The exterior is an assemblage of projecting bays and verandahs, with roofs intersecting at the base of a flat-top pyramid roof. The eastern elevation has a projecting hipped roof bay, adjacent to a closed in verandah with a curved roof. The street elevation has a small balcony at the end of the closed-in verandah, which sits next to a projecting bay window. The street entrance, consisting of a projecting barrel vault supported on paired timber posts, is centrally placed. An L-shaped verandah links the street entrance to a less formal side entrance to the west, and contains a projecting corner bay window. Another bay window extends out from a projecting hipped bay at the southern end of the western frontage.

The house is rich in its decorative detailing. The verandah posts are chamfered, and have curved valances. The balustrades are cast iron. The main roof has curved eaves brackets, and sheet metal cresting adorns both the flat top of the main roof and the ridges of the smaller roofs. A polychrome brick chimney rises to the rear. The bay windows have small curved lead awnings, and the barrel vaulted entry has arched timber fretwork.

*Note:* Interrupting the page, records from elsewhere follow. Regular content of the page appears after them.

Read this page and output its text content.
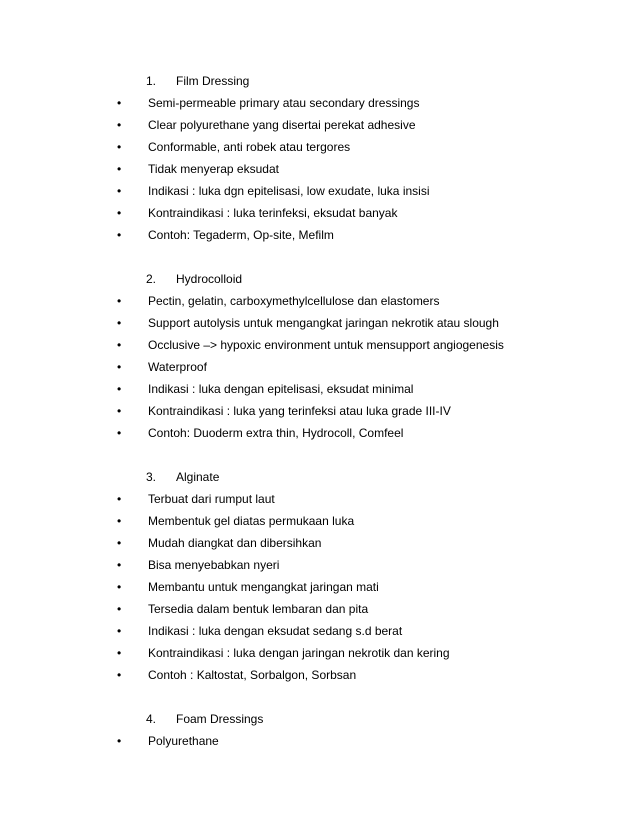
1.	Film Dressing
•	Semi-permeable primary atau secondary dressings
•	Clear polyurethane yang disertai perekat adhesive
•	Conformable, anti robek atau tergores
•	Tidak menyerap eksudat
•	Indikasi : luka dgn epitelisasi, low exudate, luka insisi
•	Kontraindikasi : luka terinfeksi, eksudat banyak
•	Contoh: Tegaderm, Op-site, Mefilm
2.	Hydrocolloid
•	Pectin, gelatin, carboxymethylcellulose dan elastomers
•	Support autolysis untuk mengangkat jaringan nekrotik atau slough
•	Occlusive –> hypoxic environment untuk mensupport angiogenesis
•	Waterproof
•	Indikasi : luka dengan epitelisasi, eksudat minimal
•	Kontraindikasi : luka yang terinfeksi atau luka grade III-IV
•	Contoh: Duoderm extra thin, Hydrocoll, Comfeel
3.	Alginate
•	Terbuat dari rumput laut
•	Membentuk gel diatas permukaan luka
•	Mudah diangkat dan dibersihkan
•	Bisa menyebabkan nyeri
•	Membantu untuk mengangkat jaringan mati
•	Tersedia dalam bentuk lembaran dan pita
•	Indikasi : luka dengan eksudat sedang s.d berat
•	Kontraindikasi : luka dengan jaringan nekrotik dan kering
•	Contoh : Kaltostat, Sorbalgon, Sorbsan
4.	Foam Dressings
•	Polyurethane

The house has timber sliding sash windows and timber doors. The street entry door has stained glass set in timber surrounds. The house contains some fine pressed metal wall and ceiling sheeting.

Whyembah sits on the northern end of a block of 1942 sq metres; the garden contain mature palms to the rear of the block, and a timber gatehouse to the south west corner.

== Heritage listing ==
Whyembah was listed on the Queensland Heritage Register on 11 June 1993 having satisfied the following criteria.

The place is important in demonstrating the evolution or pattern of Queensland's history.

Whyembah, erected c. 1896, illustrates the pattern of Toowoomba's development as a regional centre for southern Queensland.

The place is important in demonstrating the principal characteristics of a particular class of cultural places.

It demonstrates the principal characteristics of an 1890s ornate timber house in Toowoomba, and as a particularly picturesque house in a tree-lined street which includes a number of decorated timber houses, it exhibits aesthetic characteristics valued by the community.

The place is important because of its aesthetic significance.

It demonstrates the principal characteristics of an 1890s ornate timber house in Toowoomba, and as a particularly picturesque house in a tree-lined street which includes a number of decorated timber houses, it exhibits aesthetic characteristics valued by the community.